A model-based approach to investigating the pathophysiological mechanisms of hypertension and response to antihypertensive therapies: extending the Guyton model.

Reproducibly differential responses to different classes of antihypertensive agents are observed among hypertensive patients and may be due to interindividual differences in hypertension pathology. Computational models provide a tool for investigating the impact of underlying disease mechanisms on the response to antihypertensive therapies with different mechanisms of action. We present the development, calibration, validation, and application of an extension of the Guyton/Karaaslan model of blood pressure regulation. The model incorporates a detailed submodel of the renin-angiotensin-aldosterone system (RAAS), allowing therapies that target different parts of this pathway to be distinguished. Literature data on RAAS biomarker and blood pressure responses to different classes of therapies were used to refine the physiological actions of ANG II and aldosterone on renin secretion, renal vascular resistance, and sodium reabsorption. The calibrated model was able to accurately reproduce the RAAS biomarker and blood pressure responses to combinations of dual-RAAS agents, as well as RAAS therapies in combination with diuretics or calcium channel blockers.
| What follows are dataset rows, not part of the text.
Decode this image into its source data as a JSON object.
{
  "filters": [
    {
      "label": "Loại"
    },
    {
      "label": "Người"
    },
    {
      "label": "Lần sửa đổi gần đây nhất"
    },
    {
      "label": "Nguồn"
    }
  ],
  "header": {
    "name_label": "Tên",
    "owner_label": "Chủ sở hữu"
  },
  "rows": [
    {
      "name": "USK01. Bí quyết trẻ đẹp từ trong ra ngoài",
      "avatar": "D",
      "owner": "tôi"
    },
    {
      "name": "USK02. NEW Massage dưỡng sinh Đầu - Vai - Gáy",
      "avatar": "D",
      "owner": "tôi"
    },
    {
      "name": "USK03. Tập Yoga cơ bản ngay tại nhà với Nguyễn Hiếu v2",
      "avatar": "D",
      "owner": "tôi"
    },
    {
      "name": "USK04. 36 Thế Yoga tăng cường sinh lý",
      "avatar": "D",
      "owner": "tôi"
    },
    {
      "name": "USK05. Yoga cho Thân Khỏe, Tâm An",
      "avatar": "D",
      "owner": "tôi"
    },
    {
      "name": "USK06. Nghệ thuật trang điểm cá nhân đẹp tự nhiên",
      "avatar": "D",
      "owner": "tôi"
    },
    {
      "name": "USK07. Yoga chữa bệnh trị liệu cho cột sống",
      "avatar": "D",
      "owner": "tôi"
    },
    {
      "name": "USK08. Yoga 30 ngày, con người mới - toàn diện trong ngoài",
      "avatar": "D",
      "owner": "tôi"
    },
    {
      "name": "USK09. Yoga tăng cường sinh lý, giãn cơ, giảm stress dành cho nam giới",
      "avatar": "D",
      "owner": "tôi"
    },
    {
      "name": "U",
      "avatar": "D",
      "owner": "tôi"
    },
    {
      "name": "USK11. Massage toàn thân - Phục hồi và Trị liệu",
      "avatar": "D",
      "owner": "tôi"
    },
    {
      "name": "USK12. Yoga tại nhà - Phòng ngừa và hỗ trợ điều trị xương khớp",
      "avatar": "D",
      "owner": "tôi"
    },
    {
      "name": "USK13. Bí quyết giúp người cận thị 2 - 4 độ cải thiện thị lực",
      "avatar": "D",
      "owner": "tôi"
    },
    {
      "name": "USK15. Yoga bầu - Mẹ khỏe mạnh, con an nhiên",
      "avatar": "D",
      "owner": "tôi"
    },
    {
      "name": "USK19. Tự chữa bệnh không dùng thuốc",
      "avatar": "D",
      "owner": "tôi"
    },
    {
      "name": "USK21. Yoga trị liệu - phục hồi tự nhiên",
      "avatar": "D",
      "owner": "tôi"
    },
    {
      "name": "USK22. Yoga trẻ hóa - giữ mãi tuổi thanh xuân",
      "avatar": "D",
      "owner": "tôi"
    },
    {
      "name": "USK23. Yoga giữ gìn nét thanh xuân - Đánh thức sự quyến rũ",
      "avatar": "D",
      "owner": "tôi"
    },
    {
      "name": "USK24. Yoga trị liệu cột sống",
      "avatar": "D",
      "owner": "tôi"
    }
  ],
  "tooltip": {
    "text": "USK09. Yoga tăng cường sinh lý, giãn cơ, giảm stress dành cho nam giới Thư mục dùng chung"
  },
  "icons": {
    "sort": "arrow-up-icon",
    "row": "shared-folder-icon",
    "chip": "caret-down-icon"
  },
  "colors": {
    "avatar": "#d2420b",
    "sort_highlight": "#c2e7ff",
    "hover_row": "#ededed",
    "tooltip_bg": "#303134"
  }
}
The final model was used to explore the impact of underlying mechanisms of hypertension on the blood pressure response to different classes of antihypertensive agents. Simulations indicate that the underlying etiology of hypertension can impact the magnitude of response to a given class of therapy, making a patient more sensitive to one class and less sensitive others. Given that hypertension is usually the result of multiple mechanisms, rather than a single factor, these findings yield insight into why combination therapy is often required to adequately control blood pressure.